Die Thüga will, dass mehr kommunale Stimmen für das zukünftige Strommarktdesign gehört werden.
(Bildquelle: Thüga)
Mit der Energiewende muss das Strommarktdesign neu ausgerichtet werden, um die Versorgungssicherheit zu gewährleisten. In Brüssel läuft der Trilog zu einer Reform des Ordnungsrahmens für den europäischen Strommarkt, in Berlin wird an einem Konzept auf nationaler Ebene gearbeitet. Damit die Strom- und Wärmeversorgung auch vor Ort nachhaltig gesichert werden kann, spricht sich die Task Force für Politische Willensbildung der Thüga für die Verlängerung des Kraft-Wärme-Kopplungs-Gesetzes (KWKG) sowie die Einführung regionaler Flexibilitäts- und Kapazitätsmärkte für Strom aus.

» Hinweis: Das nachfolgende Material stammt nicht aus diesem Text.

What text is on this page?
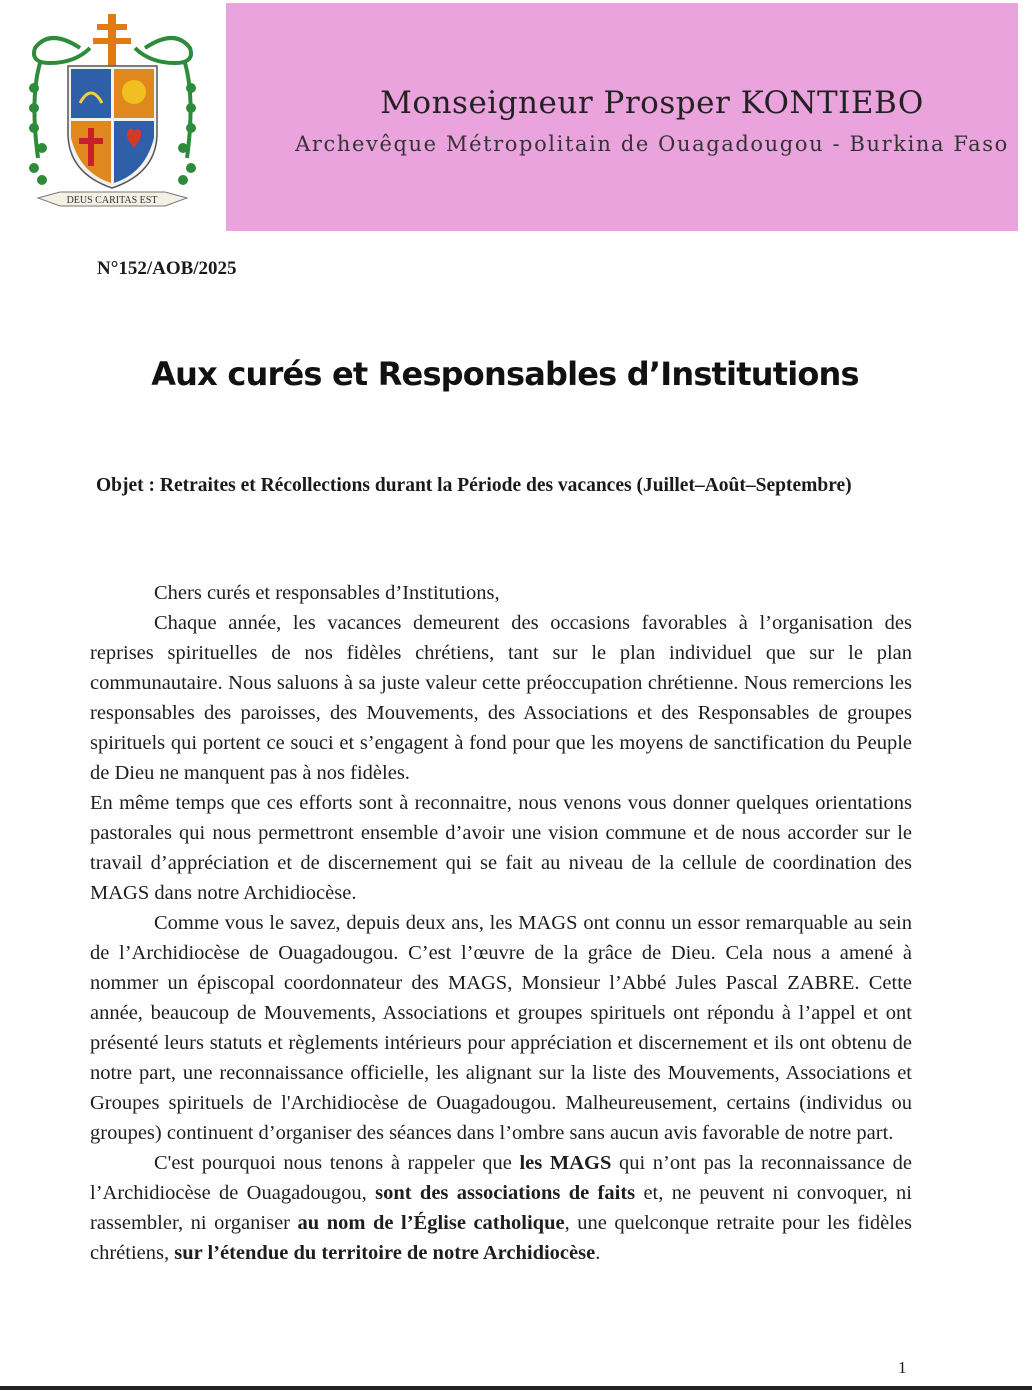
DEUS CARITAS EST
Monseigneur Prosper KONTIEBO
Archevêque Métropolitain de Ouagadougou - Burkina Faso
N°152/AOB/2025
Aux curés et Responsables d’Institutions
Objet : Retraites et Récollections durant la Période des vacances (Juillet–Août–Septembre)

Chers curés et responsables d’Institutions,

Chaque année, les vacances demeurent des occasions favorables à l’organisation des reprises spirituelles de nos fidèles chrétiens, tant sur le plan individuel que sur le plan communautaire. Nous saluons à sa juste valeur cette préoccupation chrétienne. Nous remercions les responsables des paroisses, des Mouvements, des Associations et des Responsables de groupes spirituels qui portent ce souci et s’engagent à fond pour que les moyens de sanctification du Peuple de Dieu ne manquent pas à nos fidèles.

En même temps que ces efforts sont à reconnaitre, nous venons vous donner quelques orientations pastorales qui nous permettront ensemble d’avoir une vision commune et de nous accorder sur le travail d’appréciation et de discernement qui se fait au niveau de la cellule de coordination des MAGS dans notre Archidiocèse.

Comme vous le savez, depuis deux ans, les MAGS ont connu un essor remarquable au sein de l’Archidiocèse de Ouagadougou. C’est l’œuvre de la grâce de Dieu. Cela nous a amené à nommer un épiscopal coordonnateur des MAGS, Monsieur l’Abbé Jules Pascal ZABRE. Cette année, beaucoup de Mouvements, Associations et groupes spirituels ont répondu à l’appel et ont présenté leurs statuts et règlements intérieurs pour appréciation et discernement et ils ont obtenu de notre part, une reconnaissance officielle, les alignant sur la liste des Mouvements, Associations et Groupes spirituels de l'Archidiocèse de Ouagadougou. Malheureusement, certains (individus ou groupes) continuent d’organiser des séances dans l’ombre sans aucun avis favorable de notre part.

C'est pourquoi nous tenons à rappeler que les MAGS qui n’ont pas la reconnaissance de l’Archidiocèse de Ouagadougou, sont des associations de faits et, ne peuvent ni convoquer, ni rassembler, ni organiser au nom de l’Église catholique, une quelconque retraite pour les fidèles chrétiens, sur l’étendue du territoire de notre Archidiocèse.

1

In Deutschland wird seit mehr als zehn Jahren über die Einführung eines Kapazitätsmarkts für Strom diskutiert. Regional kommt es bereits zeitweise zu Engpässen in der Stromversorgung.
Netzkapazitäten bleiben begrenzt
Gründe hierfür sind begrenzte Netzkapazitäten auf der einen sowie zu geringe regionale Erzeugungskapazitäten auf der anderen Seite. Diese Engpässe werden sich in den nächsten Jahren weiter verschärfen unter anderem durch den Ausbau der erneuerbaren Stromerzeugung, die Stilllegung von Kohlekraftwerken, den schleppenden Ausbau der Transportkapazitäten im Übertragungsnetz sowie die steigende Stromnachfrage in den Sektoren Verkehr, Wärme und Industrie.
„Unser heutiges Strommarktdesign ist den Herausforderungen der Zukunft nicht mehr gewachsen. Das hat auch die Politik in Brüssel und Berlin erkannt. Dort werden derzeit Maßnahmen diskutiert, um das Strommarktdesign weiterzuentwickeln“, sagt Markus Wörz, Leiter Energiepolitik bei der Thüga Aktiengesellschaft. Neben Differenzkontrakten (Contracts for Difference) geht es hierbei auch um Möglichkeiten, Kapazitätsmärkte auf nationaler Ebene zu etablieren. „Eine Idee, die die Thüga bereits vor zehn Jahren eingebracht hat und die jetzt wieder auf der politischen Agenda steht. Unter anderem hat sich jüngst die deutsche Monopolkommission dafür ausgesprochen“, so Wörz weiter
Kommunale Stimmen für gesicherte Kraftwerksleistung
Auch die Mitglieder der Task Force für Politische Willensbildung des Thüga-Beirats, dem mehr als 100 Bürgermeister und Akteure der kommunalen Ebene sowie der Länder angehören, haben sich bei ihrer jüngsten Sitzung in Berlin für regionale Kapazitätsmärkte nach dem Prinzip von Angebot und Nachfrage als Ergänzung zum bestehenden Energy-Only-Markt ausgesprochen. Konkret fordern sie von der Bundesregierung, räumlich abgegrenzte regionale Märkte für Flexibilitäten und gesicherte regionale Kraftwerksleistung zu schaffen. Damit sollen vor Ort Anreize für die Errichtung beziehungsweise Nutzung von regionaler Flexibilität und steuerbarer Kraftwerksleistung gesetzt werden.
Mehr Berücksichtigung der KWK
Außerdem fordern sie eine stärkere Berücksichtigung der Kraft-Wärme-Kopplung (KWK), die schon heute einen wichtigen Beitrag zur Sicherung der Stromversorgung leistet, sowie insbesondere die Verlängerung der KWKG-Förderung. „In den kommenden Jahren wird die Bedeutung der Kraft-Wärme-Kopplung nach unserer Ansicht noch weiter steigen“, sagt Udo Glatthaar, Sprecher der Thüga-Task Force und Oberbürgermeister der Großen Kreisstadt Bad Mergentheim. „Gerade in der Hochlaufphase der Wasserstoffwirtschaft sollten Kraft-Wärme-Kopplungsanlagen mit ihrer effizienten Stromerzeugungstechnik breit eingesetzt und weiter ausgebaut werden, um die volkswirtschaftlichen Kosten möglichst gering zu halten und die Versorgungssicherheit zu gewährleisten.“ Durch den Einsatz von Power to Gas-Technologien kann das vorhandene Gasverteilnetz mit einer Leitungslänge von bundesweit über 500.000 Kilometer auch als Speicher genutzt werden und so einen wichtigen Beitrag zur Sicherung der Stromversorgung leisten.